Artificial Intelligence & Machine Learning , Next-Generation Technologies & Secure Development
Tech Execs, Political Leaders Call for Deepfake Regulation
Open Letter Calls for Holding the Whole Deepfake Supply Chain AccountableNearly 1,000 artificial intelligence and technology experts globally have called for regulation around deepfakes to mitigate risks including fraud and political disinformation that could cause "mass confusion."
In an open letter, the signatories detailed recommendations for how lawmakers can regulate deepfakes, including by criminalizing deepfake child pornography that depicts harmful deepfakes and penalizing those who knowingly create or facilitate the spread of these deepfakes. The experts also suggest that software developers and distributors take measures to prevent their products from creating harmful deepfakes and be held liable if those steps are too easy to get around.
"The whole deepfake supply chain should be held accountable, just as they are for malware and child pornography," the letter said.
Experts in academia, entertainment, politics and technology industries backed the letter, including Yoshua Bengio, a deep learning scientist and winner of the A.M. Turing Award, known as the Nobel Prize of computing. Two former presidents of Estonia, researchers at Google DeepMind and a researcher from OpenAI also signed the letter.
"Today, deepfakes often involve sexual imagery, fraud, or political disinformation. Since AI is progressing rapidly and making deepfakes much easier to create, safeguards are needed," the letter says.
The European Union is working on criminalizing AI-generated images and deepfakes that depict child pornography, and England's law enforcement is already cracking down on such cases.

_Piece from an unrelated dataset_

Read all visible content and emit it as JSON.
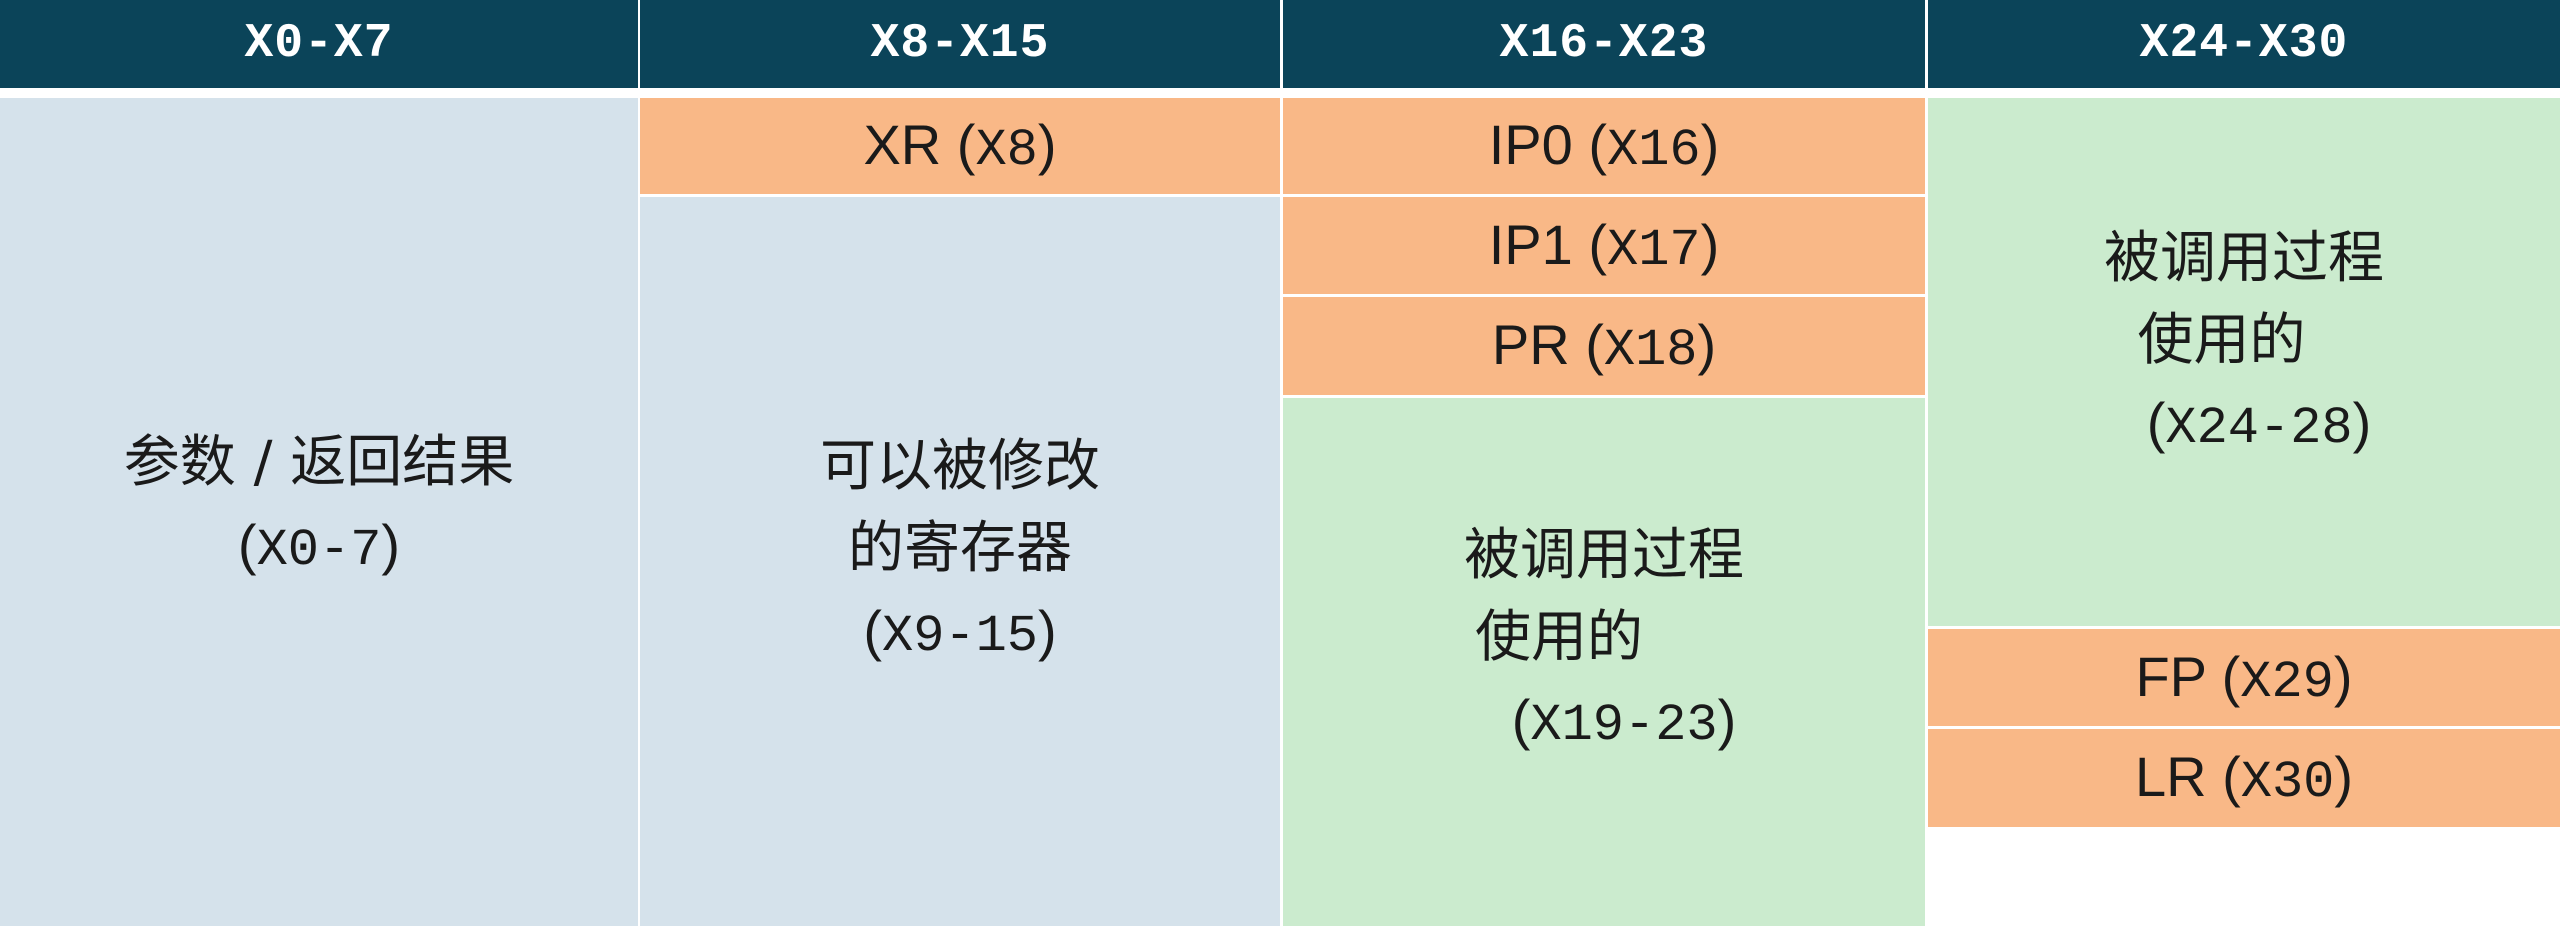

The letter comes on the heels of a 400% spike in deepfake content in the past four years. The United States is taking steps to curb deepfakes, and the Federal Trade Commission recently proposed having additional authorities go after individual deepfake impersonators and having the Department of Homeland Security recruit AI experts.
Technology giants recently pledged to address election misinformation spread via deepfakes, and Meta and the Misinformation Combat Alliance launched a helpline in India to combat AI-generated misinformation as the world's largest democracy is set to go to polls.
The letter is not the first one to seek deepfake regulation. The Center for AI Safety, which signed the letter, stated last year that AI posed an existential threat to society, and that statement was supported by OpenAI chief Sam Altman and senior staffers from Google, Anthropic and Skype. A separate letter from the Future of Life Institute said AI companies must pause in developing their systems and instead focus on mitigating risks.